State prosecutors had accused Yuri Dmitriev of involving his adopted daughter, then 11, in child pornography, of illegally possessing components of a firearm, and of depravity involving a minor.
However, some of Russia’s leading cultural figures had said Dmitriev was framed because his focus on Stalin’s crimes jarred with the Kremlin narrative that Russia must not be ashamed of its past.
His real crime, they said, was dedicating himself to documenting Stalin’s 1937-38 Great Terror, in which nearly 700,000 people were executed, according to official estimates.
Dmitriev found a mass grave with up to 9,000 bodies dating from the period.

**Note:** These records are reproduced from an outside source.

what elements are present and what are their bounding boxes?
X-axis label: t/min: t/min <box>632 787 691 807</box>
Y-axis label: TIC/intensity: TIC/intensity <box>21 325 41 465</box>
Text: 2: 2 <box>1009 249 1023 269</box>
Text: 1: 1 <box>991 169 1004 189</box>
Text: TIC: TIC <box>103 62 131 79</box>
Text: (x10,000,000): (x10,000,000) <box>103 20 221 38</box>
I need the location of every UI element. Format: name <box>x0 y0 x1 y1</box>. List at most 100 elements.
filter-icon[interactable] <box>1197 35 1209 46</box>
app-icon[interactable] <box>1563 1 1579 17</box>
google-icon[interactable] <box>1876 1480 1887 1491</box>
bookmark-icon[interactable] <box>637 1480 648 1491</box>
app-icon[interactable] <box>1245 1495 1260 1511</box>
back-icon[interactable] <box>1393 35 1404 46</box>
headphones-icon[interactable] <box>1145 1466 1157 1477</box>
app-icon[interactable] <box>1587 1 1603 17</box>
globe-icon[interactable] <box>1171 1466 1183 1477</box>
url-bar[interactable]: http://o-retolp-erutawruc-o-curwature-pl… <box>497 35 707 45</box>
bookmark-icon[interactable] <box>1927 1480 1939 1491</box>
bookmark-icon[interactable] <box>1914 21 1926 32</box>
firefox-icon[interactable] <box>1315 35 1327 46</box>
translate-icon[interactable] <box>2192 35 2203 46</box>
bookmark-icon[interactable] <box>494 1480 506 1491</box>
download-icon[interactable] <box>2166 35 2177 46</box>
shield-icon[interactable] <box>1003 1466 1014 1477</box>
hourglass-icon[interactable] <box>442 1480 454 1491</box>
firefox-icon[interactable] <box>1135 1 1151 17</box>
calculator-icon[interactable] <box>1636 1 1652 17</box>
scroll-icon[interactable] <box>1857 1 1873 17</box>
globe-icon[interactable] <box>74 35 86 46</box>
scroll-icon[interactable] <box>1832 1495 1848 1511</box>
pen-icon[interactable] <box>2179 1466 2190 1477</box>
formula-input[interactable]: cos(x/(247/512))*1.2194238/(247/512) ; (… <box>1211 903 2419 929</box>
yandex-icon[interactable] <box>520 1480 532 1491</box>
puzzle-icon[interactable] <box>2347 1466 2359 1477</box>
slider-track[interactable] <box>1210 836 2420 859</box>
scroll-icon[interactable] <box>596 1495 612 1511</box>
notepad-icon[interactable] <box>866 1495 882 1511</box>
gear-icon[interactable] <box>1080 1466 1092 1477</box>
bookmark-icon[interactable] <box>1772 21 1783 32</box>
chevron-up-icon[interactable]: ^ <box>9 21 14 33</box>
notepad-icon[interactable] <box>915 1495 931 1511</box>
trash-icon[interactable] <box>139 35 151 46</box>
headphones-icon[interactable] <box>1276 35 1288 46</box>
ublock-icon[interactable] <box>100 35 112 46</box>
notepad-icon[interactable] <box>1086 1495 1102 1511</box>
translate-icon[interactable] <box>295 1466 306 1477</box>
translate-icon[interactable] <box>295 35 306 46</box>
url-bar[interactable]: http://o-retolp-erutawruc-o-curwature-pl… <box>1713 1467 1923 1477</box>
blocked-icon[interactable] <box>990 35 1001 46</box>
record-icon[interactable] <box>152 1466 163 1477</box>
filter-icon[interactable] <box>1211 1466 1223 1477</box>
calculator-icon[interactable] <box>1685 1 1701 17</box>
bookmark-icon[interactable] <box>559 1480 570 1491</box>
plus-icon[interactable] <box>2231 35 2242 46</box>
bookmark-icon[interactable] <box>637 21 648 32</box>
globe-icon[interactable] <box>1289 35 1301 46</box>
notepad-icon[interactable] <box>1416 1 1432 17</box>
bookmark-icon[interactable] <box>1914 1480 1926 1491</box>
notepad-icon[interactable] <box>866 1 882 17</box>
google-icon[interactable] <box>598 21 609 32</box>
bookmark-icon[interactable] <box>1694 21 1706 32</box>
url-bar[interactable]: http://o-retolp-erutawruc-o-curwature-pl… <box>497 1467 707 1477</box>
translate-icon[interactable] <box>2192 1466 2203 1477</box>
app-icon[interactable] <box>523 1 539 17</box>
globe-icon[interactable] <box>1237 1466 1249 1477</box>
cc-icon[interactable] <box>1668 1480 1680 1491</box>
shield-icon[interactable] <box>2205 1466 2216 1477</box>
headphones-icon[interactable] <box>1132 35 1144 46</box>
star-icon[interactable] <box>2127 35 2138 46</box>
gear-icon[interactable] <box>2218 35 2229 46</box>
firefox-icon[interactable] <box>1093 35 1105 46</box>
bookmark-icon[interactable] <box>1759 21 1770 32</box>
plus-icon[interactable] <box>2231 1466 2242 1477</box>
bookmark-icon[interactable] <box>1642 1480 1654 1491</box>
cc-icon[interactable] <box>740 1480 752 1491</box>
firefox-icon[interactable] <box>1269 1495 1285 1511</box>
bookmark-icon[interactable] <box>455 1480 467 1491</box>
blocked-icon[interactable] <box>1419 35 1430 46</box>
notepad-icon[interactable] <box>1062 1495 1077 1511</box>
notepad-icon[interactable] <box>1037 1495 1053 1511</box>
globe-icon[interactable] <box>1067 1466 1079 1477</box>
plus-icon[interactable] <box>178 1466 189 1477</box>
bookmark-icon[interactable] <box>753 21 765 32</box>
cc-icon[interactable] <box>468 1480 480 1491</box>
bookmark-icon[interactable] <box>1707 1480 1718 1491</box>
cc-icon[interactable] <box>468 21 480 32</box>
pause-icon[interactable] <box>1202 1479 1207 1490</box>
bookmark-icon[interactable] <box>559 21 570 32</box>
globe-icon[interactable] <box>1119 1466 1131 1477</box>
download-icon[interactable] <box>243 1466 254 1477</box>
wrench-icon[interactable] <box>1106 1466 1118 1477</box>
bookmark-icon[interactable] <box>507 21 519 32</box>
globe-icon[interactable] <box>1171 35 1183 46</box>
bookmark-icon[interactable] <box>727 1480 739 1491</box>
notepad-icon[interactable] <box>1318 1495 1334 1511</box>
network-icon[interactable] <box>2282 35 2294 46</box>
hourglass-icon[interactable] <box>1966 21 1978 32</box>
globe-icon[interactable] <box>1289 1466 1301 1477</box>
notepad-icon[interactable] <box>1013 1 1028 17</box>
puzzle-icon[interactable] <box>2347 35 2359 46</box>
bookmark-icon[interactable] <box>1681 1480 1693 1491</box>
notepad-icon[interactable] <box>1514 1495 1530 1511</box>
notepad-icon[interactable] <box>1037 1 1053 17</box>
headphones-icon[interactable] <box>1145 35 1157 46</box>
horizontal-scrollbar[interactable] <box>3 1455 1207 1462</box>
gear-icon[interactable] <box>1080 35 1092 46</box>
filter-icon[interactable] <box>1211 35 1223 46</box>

His lawyer, Viktor Anufriev, told Reuters yesterday that a court in Petrozavodsk in northwest Russia had cleared Dmitriev of the child pornography and depravity charges.
“We got 90% of what we wanted,” said Anufriev. “He was cleared of all the dirty charges.”
However, he said the same court had found his client guilty of illegally possessing “the main elements of” a firearm, something Dmitriev denied.
Anufriev had previously said that Dmitriev owned parts of a sawn-off shotgun, but that it was an old hunting rifle that did not fire, and that no bullets had been found.
State prosecutors had demanded Dmitriev be jailed for nine years.
Anufriev said that his client would now face certain restrictions on his freedom of movement for the next three months as a result of the fire arms conviction.
Dmitriev, head of the local branch of Memorial, a rights group which documents Russia’s Soviet past, was arrested on December 13, 2016, by police acting on an anonymous tip-off, days after someone had broken into his home and accessed his computer.
State prosecutors then accused him of taking pornographic photographs of his adopted daughter.
Dmitriev said the photographs were not pornographic, but did involve nudity because he took them to document her health for social services.
The Novaya Gazeta daily newspaper said that yesterday’s verdict was a rare piece of good news for those who believed in justice.